Shawn Smith did. The Metro Conference all-rookie forward said his grade-point average rose from 0.3 after the first semester to 1.8 entering summer school, where he said he is earning an A and a B.

"It just really helped me so much," he said of the study sessions. "I hope and pray Boatwright's here for my four years."

Boatwright said he'll be at Tech at least through the 1993-94 season. That means another school year of his hands-on guidance. The program is based on an 8 a.m. to 3 p.m. time slot, with tutoring sometimes scheduled during those hours and sometimes in the evening. If there is no evening tutoring session, the student-athlete is free for the night.

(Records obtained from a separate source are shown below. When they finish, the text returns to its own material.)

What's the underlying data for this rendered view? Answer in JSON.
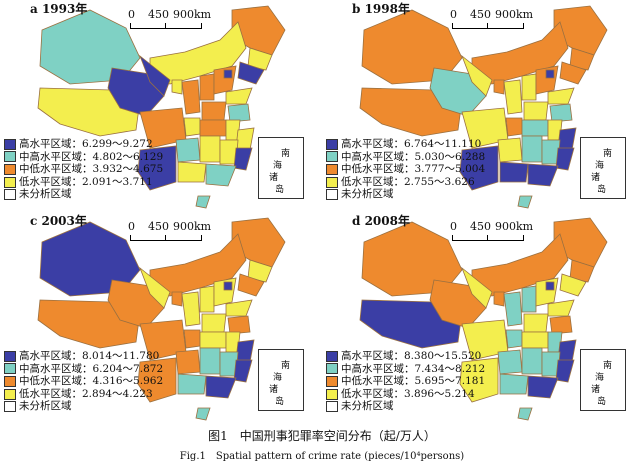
{
  "colors": {
    "high": "#3b3ea5",
    "mid_high": "#7fd1c4",
    "mid_low": "#ee8a2e",
    "low": "#f3ee4e",
    "none": "#ffffff",
    "border": "#9a7040"
  },
  "scale": {
    "tick0": "0",
    "tick1": "450",
    "tick2": "900km"
  },
  "inset": {
    "line1": "南",
    "line2": "海",
    "line3": "诸",
    "line4": "岛"
  },
  "panels": [
    {
      "label": "a 1993年",
      "legend": [
        "高水平区域：6.299～9.272",
        "中高水平区域：4.802～6.129",
        "中低水平区域：3.932～4.675",
        "低水平区域：2.091～3.711",
        "未分析区域"
      ]
    },
    {
      "label": "b 1998年",
      "legend": [
        "高水平区域：6.764～11.110",
        "中高水平区域：5.030～6.288",
        "中低水平区域：3.777～5.004",
        "低水平区域：2.755～3.626",
        "未分析区域"
      ]
    },
    {
      "label": "c 2003年",
      "legend": [
        "高水平区域：8.014～11.780",
        "中高水平区域：6.204～7.872",
        "中低水平区域：4.316～5.962",
        "低水平区域：2.894～4.223",
        "未分析区域"
      ]
    },
    {
      "label": "d 2008年",
      "legend": [
        "高水平区域：8.380～15.520",
        "中高水平区域：7.434～8.212",
        "中低水平区域：5.695～7.181",
        "低水平区域：3.896～5.214",
        "未分析区域"
      ]
    }
  ],
  "caption_cn": "图1　中国刑事犯罪率空间分布（起/万人）",
  "caption_en": "Fig.1　Spatial pattern of crime rate (pieces/10⁴persons)"
}
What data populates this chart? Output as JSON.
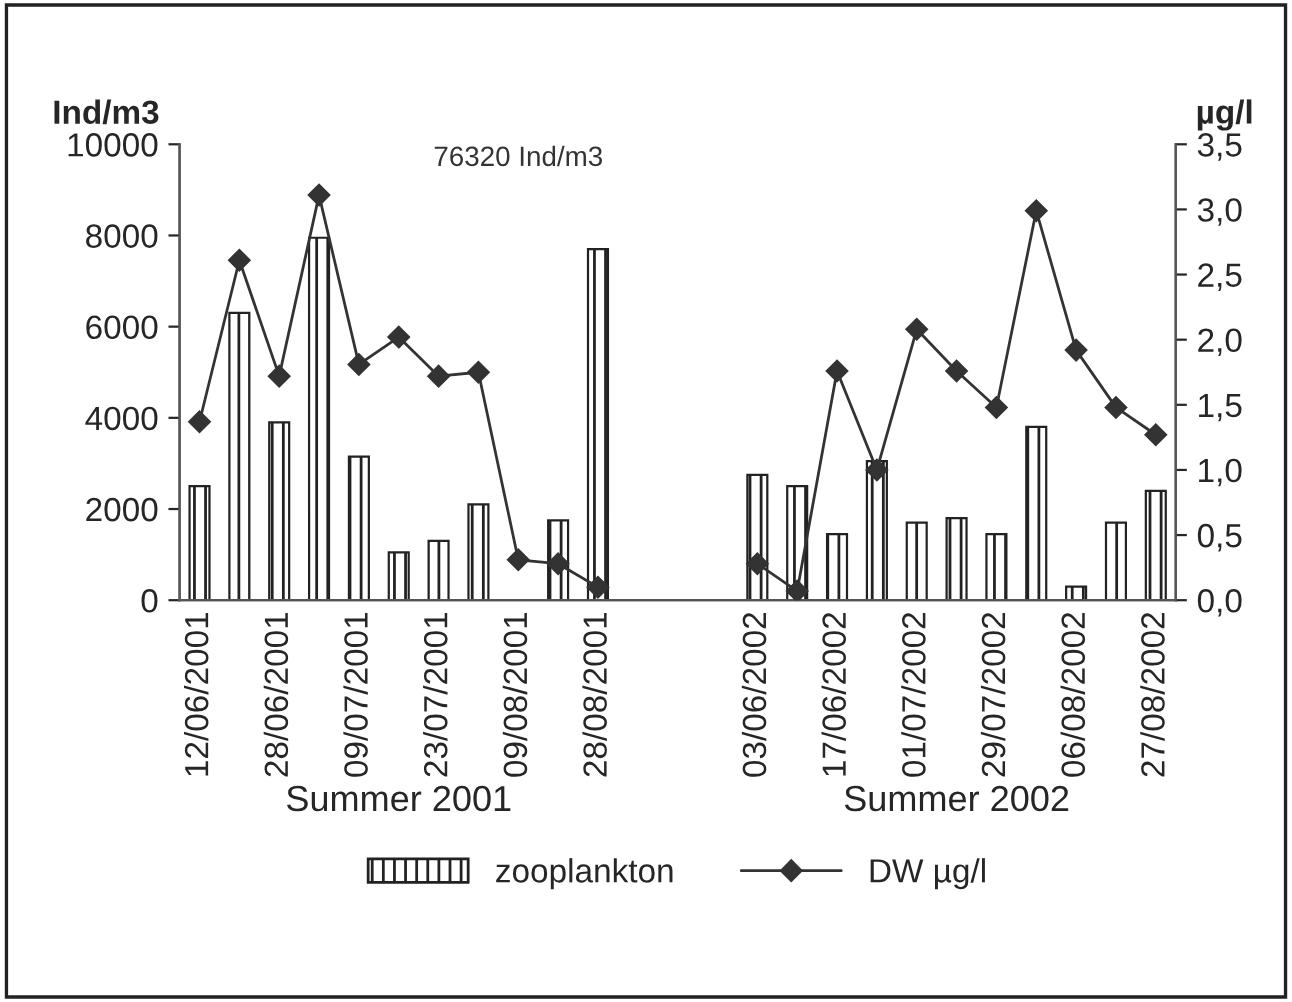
{
  "chart_data": {
    "type": "bar",
    "ylabel": "Ind/m3",
    "y2label": "µg/l",
    "categories": [
      "12/06/2001",
      null,
      "28/06/2001",
      null,
      "09/07/2001",
      null,
      "23/07/2001",
      null,
      "09/08/2001",
      null,
      "28/08/2001",
      null,
      null,
      null,
      "03/06/2002",
      null,
      "17/06/2002",
      null,
      "01/07/2002",
      null,
      "29/07/2002",
      null,
      "06/08/2002",
      null,
      "27/08/2002"
    ],
    "series": [
      {
        "name": "zooplankton",
        "color": "#222222",
        "values": [
          2500,
          6300,
          3900,
          7950,
          3150,
          1050,
          1300,
          2100,
          null,
          1750,
          7700,
          null,
          null,
          null,
          2750,
          2500,
          1450,
          3050,
          1700,
          1800,
          1450,
          3800,
          300,
          1700,
          2400
        ]
      },
      {
        "name": "DW µg/l",
        "type": "line",
        "axis": "y2",
        "color": "#333333",
        "marker": "diamond",
        "values": [
          1.37,
          2.61,
          1.72,
          3.11,
          1.81,
          2.02,
          1.72,
          1.75,
          0.31,
          0.28,
          0.1,
          null,
          null,
          null,
          0.28,
          0.07,
          1.76,
          1.0,
          2.08,
          1.76,
          1.48,
          2.99,
          1.92,
          1.48,
          1.27
        ]
      }
    ],
    "ylim": [
      0,
      10000
    ],
    "yticks": [
      0,
      2000,
      4000,
      6000,
      8000,
      10000
    ],
    "y2lim": [
      0,
      3.5
    ],
    "y2ticks": [
      {
        "value": 0,
        "label": "0,0"
      },
      {
        "value": 0.5,
        "label": "0,5"
      },
      {
        "value": 1,
        "label": "1,0"
      },
      {
        "value": 1.5,
        "label": "1,5"
      },
      {
        "value": 2,
        "label": "2,0"
      },
      {
        "value": 2.5,
        "label": "2,5"
      },
      {
        "value": 3,
        "label": "3,0"
      },
      {
        "value": 3.5,
        "label": "3,5"
      }
    ],
    "annotations": [
      "76320 Ind/m3",
      "Summer 2001",
      "Summer 2002"
    ],
    "legend": "bottom"
  }
}
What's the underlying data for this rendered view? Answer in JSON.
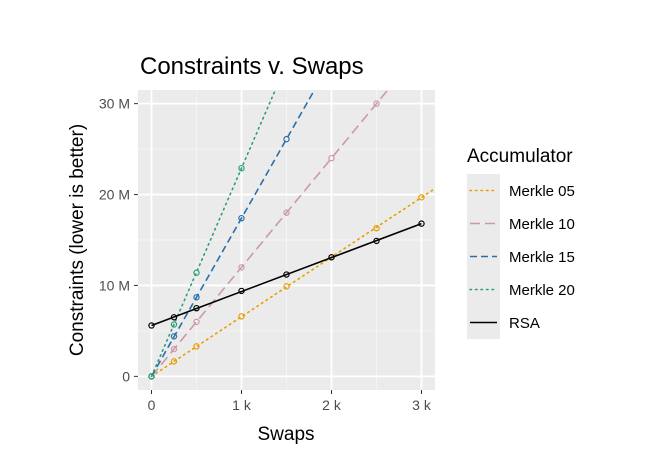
{
  "chart_data": {
    "type": "line",
    "title": "Constraints v. Swaps",
    "xlabel": "Swaps",
    "ylabel": "Constraints (lower is better)",
    "xlim": [
      -150,
      3150
    ],
    "ylim": [
      -1500000,
      31500000
    ],
    "x_ticks": [
      0,
      1000,
      2000,
      3000
    ],
    "x_tick_labels": [
      "0",
      "1 k",
      "2 k",
      "3 k"
    ],
    "y_ticks": [
      0,
      10000000,
      20000000,
      30000000
    ],
    "y_tick_labels": [
      "0",
      "10 M",
      "20 M",
      "30 M"
    ],
    "grid": true,
    "legend": {
      "title": "Accumulator",
      "position": "right"
    },
    "series": [
      {
        "name": "Merkle 05",
        "color": "#E69F00",
        "dash": "dotted",
        "x": [
          0,
          250,
          500,
          1000,
          1500,
          2000,
          2500,
          3000
        ],
        "values": [
          0,
          1650000,
          3300000,
          6600000,
          9900000,
          13100000,
          16300000,
          19700000
        ],
        "slope_per_swap": 6560
      },
      {
        "name": "Merkle 10",
        "color": "#CC99AA",
        "dash": "longdash",
        "x": [
          0,
          250,
          500,
          1000,
          1500,
          2000,
          2500
        ],
        "values": [
          0,
          3000000,
          6000000,
          12000000,
          18000000,
          24000000,
          30000000
        ],
        "slope_per_swap": 12000
      },
      {
        "name": "Merkle 15",
        "color": "#2C6FA8",
        "dash": "dashed",
        "x": [
          0,
          250,
          500,
          1000,
          1500
        ],
        "values": [
          0,
          4400000,
          8700000,
          17400000,
          26100000
        ],
        "slope_per_swap": 17400
      },
      {
        "name": "Merkle 20",
        "color": "#2E9E7A",
        "dash": "dotted",
        "x": [
          0,
          250,
          500,
          1000
        ],
        "values": [
          0,
          5700000,
          11400000,
          22900000
        ],
        "slope_per_swap": 22900
      },
      {
        "name": "RSA",
        "color": "#000000",
        "dash": "solid",
        "x": [
          0,
          250,
          500,
          1000,
          1500,
          2000,
          2500,
          3000
        ],
        "values": [
          5600000,
          6500000,
          7500000,
          9400000,
          11200000,
          13100000,
          14900000,
          16800000
        ]
      }
    ]
  }
}
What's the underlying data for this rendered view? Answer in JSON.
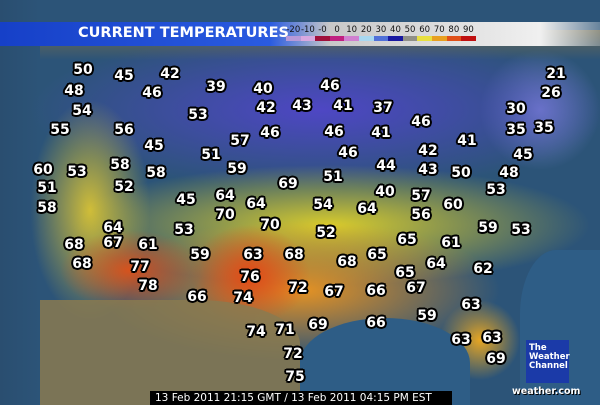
{
  "title": "CURRENT TEMPERATURES",
  "legend": {
    "labels": [
      "-20",
      "-10",
      "-0",
      "0",
      "10",
      "20",
      "30",
      "40",
      "50",
      "60",
      "70",
      "80",
      "90"
    ],
    "colors": [
      "#b89ad8",
      "#d8a8e0",
      "#a0103a",
      "#c02080",
      "#d080d0",
      "#a8d8f0",
      "#5070d8",
      "#1818a0",
      "#909088",
      "#e8e040",
      "#e8a020",
      "#e05018",
      "#c01010"
    ]
  },
  "temperatures": [
    50,
    45,
    42,
    39,
    40,
    46,
    21,
    48,
    46,
    42,
    43,
    41,
    37,
    26,
    54,
    53,
    46,
    30,
    55,
    56,
    57,
    46,
    46,
    41,
    35,
    35,
    45,
    41,
    42,
    51,
    59,
    46,
    45,
    60,
    53,
    58,
    69,
    44,
    43,
    50,
    48,
    51,
    52,
    58,
    64,
    51,
    40,
    57,
    53,
    58,
    45,
    70,
    64,
    54,
    64,
    60,
    56,
    64,
    53,
    70,
    52,
    59,
    53,
    68,
    67,
    61,
    59,
    63,
    68,
    65,
    61,
    68,
    77,
    76,
    68,
    65,
    65,
    64,
    62,
    78,
    66,
    74,
    72,
    67,
    66,
    67,
    63,
    59,
    74,
    71,
    69,
    66,
    63,
    63,
    72,
    69,
    75
  ],
  "logo": {
    "lines": [
      "The",
      "Weather",
      "Channel"
    ],
    "site": "weather.com"
  },
  "timestamp": "13 Feb 2011 21:15 GMT / 13 Feb 2011 04:15 PM EST"
}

"If you're not in class [or at lunch], you're with me studying," Boatwright said. "They're actually studying less time, but studying more efficiently.

"We work toward a quiz or a test. I'll say, `This is a busy week for you. This is what you need to get done.' "

Smith said the discipline is like being back at Fork Union Military Academy. However, he referred to Boatwright as a "colonel" only once, compared with two or three references to the former lineman as a father figure.

"We would go in in the morning and he'd let us be kind of leisurely, because we were just waking up," Smith said. "But when we came in in the afternoon, it was down to business."

The results are clear to Smith.

"Everyone has everything [to be eligible]," he said. "Now everyone's just trying to be a sophomore next year."

\ SCHEDULING: Proposed basketball games with Vanderbilt and Rice have fallen through, said Foster, who also has talked to Xavier. The Hokies' 1993-94 schedule, he said, should be complete next week.

\ STAYING ON: Foster said Jimmy Carruth, Corey Jackson and Don Corker will return for their senior seasons. During the season, team sources said some or all of them might be asked not to return. Tech's four seniors (including walk-on Mike Davis) should graduate no later than May 1994, Foster said.

\ BLOWING THE WHISTLE: Foster has openly criticized Metro Conference officiating, but he sees some hope. Dale Kelley, the Metro's supervisor of officials, has added responsibility for Sun Belt Conference officials, "which should really improve his pool," Foster said.

\ ETC: David Jackson, a basketball transfer from North Carolina-Asheville, is expected to be admitted before the end of the month. . . . Former Tech wide receiver Marcus Mickel was cut by the Toronto Argonauts of the Canadian Football League, which employs former Hokies Shawn Grayson (Hamilton) and Mark Scott (Ottawa).